Markets are supposed to hate uncertainty, but apparently, the market is happy to look past what it still views as a temporary setback to otherwise robust growth. Can that really be the case? My view is that up, down, or sideways, brace yourself for a very bumpy ride – and dust off those proprietary trading algorithms. But the year has only just passed the halfway point. Look ahead to the fall and more uncertainty and volatility will develop. Once we get past summer’s traditional thin trading volumes, and the strong second-quarter recovery that was powered by broadly successful vaccination campaigns, trouble is lurking in the path forward for the market seems anything but smooth.
The pandemic has not really gone away, and new disruptions to the world’s supply chains are likely to emerge with increasing regularity. To illustrate the sudden and negative impact we expect to see for at least the remainder of this year and into next year happened just this week in China. One of the world’s busiest container ports in China has just been closed indefinitely after a worker was diagnosed with coronavirus. This is just the latest example of the unpredictable bumps that lie ahead. It will add to supply-chain disruptions, exemplified by the global microchip shortage, and Beijing’s proclaimed zero-tolerance on the virus could lead to other similar decisions. That is almost a certainty and will be as well as more frequent.

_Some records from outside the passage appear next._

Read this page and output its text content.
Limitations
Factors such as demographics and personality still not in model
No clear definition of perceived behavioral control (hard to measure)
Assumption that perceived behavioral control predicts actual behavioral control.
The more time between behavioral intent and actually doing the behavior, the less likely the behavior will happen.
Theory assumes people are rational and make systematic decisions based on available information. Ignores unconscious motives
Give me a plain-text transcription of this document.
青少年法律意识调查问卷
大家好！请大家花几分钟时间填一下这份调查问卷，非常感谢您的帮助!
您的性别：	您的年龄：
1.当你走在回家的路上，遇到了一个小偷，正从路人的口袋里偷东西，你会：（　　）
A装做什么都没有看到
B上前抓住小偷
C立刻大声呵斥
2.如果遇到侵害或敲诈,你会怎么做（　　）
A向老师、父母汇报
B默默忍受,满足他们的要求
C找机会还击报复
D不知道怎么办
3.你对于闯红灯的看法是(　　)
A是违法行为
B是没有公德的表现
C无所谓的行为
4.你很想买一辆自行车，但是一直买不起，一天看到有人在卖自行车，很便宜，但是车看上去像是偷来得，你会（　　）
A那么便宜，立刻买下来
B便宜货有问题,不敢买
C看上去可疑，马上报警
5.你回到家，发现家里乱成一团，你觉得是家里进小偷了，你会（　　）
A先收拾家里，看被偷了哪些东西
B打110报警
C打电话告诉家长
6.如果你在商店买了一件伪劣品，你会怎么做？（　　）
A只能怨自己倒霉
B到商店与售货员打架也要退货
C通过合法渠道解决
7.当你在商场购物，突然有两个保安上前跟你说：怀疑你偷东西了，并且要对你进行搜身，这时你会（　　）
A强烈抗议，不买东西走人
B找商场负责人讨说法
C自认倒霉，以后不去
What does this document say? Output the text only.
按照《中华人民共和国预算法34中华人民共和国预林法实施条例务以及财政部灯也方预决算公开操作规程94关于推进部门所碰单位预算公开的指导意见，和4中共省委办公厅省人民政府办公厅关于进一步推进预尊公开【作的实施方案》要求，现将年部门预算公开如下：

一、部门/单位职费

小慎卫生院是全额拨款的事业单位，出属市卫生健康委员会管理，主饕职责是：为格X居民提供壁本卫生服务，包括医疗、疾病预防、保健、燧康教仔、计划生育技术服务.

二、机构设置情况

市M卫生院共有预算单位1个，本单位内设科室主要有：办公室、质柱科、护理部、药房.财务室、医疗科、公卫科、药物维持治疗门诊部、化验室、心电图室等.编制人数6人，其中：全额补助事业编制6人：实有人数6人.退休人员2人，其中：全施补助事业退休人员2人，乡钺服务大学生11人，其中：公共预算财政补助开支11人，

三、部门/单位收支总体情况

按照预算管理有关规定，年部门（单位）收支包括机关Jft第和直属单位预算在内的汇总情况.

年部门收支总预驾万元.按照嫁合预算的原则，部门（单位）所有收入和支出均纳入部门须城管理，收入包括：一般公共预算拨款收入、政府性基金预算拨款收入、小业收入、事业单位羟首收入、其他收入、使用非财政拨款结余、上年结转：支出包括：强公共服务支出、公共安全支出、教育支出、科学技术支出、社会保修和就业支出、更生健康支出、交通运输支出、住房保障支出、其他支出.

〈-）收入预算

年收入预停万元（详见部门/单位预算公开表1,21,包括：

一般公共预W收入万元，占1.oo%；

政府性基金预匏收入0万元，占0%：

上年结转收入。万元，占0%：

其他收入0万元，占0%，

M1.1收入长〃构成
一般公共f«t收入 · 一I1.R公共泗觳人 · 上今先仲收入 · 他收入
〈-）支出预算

Thus, extreme and unpredictable volatility is the best prediction for the near term. Past earnings matter for markets, but so does the health of the global workforce. More disruption lies ahead, which means more transitory price volatility and more uncertainty about that volatility, its duration, and its overall economic impact. Of course, that will only add more to market volatility, creating a loop of uncertainty that we are not going to be out of for some time to come.
Prepare, withstand, and profit from volatility. Predicting is reasonable if a clear signal can be understood, but today there is far too much noise.